Crise post-électorale : L’opposition sur un nouveau front

samedi 28 janvier 2017 Politique


La bataille est menée cette fois devant les institutions européennes par Séraphin Moundounga, ancien puissant ministre d’Ali Bongo, qui a quitté la barque du pouvoir en pleine tourmente postélectorale. Pour cet ancien enfant du sérail devenu opposant en l’honneur de Jean Ping, l’Union européenne doit prendre de sanctions ciblées, afin de punir Ali Bongo Ondimba pour son "élection volée" au risque de voir les jeunes gabonais devenir des terroristes. La guerre post-présidentielle est donc loin d’avoir livré son épilogue.

Jusqu’où ira le bras de fer entre les pros Ping et Ali Bongo dans cette bataille post-présidentielle ? Question apparemment difficile surtout pour une bataille aussi riche en rebondissements. Rebondissements de la part de l’opposition regroupée autour de Jean Ping, qui refuse d’abdiquer devant le fait accompli de l’investiture d’Ali Bongo Ondimba au pouvoir pour ce deuxième mandat âprement controversé. Et cela d’autant plus que l’ancien président de la commission de l’Union africaine lui-même avait comme pour slogan de campagne ‘’J’irai jusqu’au bout’’, sans pour autant indiquer clairement ce bout.

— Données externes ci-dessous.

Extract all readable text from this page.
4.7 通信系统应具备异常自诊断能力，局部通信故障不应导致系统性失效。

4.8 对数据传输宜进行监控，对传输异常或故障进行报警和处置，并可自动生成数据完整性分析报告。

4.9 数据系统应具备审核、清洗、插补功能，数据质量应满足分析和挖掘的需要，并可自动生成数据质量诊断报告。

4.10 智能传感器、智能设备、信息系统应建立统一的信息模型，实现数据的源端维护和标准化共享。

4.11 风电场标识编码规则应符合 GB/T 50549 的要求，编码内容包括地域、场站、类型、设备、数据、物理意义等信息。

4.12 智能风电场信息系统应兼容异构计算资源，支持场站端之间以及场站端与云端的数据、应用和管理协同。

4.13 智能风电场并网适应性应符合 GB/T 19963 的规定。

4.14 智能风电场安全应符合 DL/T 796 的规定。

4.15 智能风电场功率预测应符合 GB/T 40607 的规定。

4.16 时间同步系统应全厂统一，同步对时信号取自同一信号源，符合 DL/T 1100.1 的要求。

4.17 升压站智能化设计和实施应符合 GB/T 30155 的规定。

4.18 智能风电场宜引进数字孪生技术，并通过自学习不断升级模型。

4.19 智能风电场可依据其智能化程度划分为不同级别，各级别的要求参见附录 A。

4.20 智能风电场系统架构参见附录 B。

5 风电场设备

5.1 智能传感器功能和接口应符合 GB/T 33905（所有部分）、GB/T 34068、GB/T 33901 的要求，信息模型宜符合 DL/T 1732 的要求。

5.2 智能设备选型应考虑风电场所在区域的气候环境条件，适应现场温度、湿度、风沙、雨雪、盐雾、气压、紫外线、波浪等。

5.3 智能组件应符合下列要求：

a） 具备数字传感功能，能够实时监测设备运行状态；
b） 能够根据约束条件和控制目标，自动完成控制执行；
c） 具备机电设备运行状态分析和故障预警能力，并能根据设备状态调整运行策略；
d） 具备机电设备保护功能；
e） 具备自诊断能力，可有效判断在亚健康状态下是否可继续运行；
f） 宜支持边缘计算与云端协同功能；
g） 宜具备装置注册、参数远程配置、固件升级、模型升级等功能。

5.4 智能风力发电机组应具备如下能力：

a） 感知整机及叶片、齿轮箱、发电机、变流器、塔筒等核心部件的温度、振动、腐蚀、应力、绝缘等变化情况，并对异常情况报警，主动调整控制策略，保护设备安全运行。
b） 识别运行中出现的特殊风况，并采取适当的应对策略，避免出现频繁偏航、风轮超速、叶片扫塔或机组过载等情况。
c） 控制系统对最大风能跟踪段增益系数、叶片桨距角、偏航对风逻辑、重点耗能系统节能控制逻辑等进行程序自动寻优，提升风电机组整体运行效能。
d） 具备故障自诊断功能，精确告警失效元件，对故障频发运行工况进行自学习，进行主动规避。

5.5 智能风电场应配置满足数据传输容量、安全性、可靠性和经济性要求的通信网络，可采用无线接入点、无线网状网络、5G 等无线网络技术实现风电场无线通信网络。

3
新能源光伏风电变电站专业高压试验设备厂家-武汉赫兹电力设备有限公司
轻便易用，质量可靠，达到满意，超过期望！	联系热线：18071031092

C’est le bout de la contestation, même si jusque-là l’opposant n’a pas encore posé d’acte concret qui participe réellement de la prise du pouvoir, qu’il continue à revendiquer, eu égard au chaos et au doute qui ont entouré la dernière présidentielle. Jusqu’au bout c’est aussi l’objectif que Séraphin Moundounga, un transfuge du pouvoir actuellement en asile politique en Europe, qui a retourné sa veste contre son ancien maître, Ali Bongo qu’il jure désormais de punir avec la dernière énergie pour avoir, dit-il usurpé la victoire de son nouveau patron, Jean Ping.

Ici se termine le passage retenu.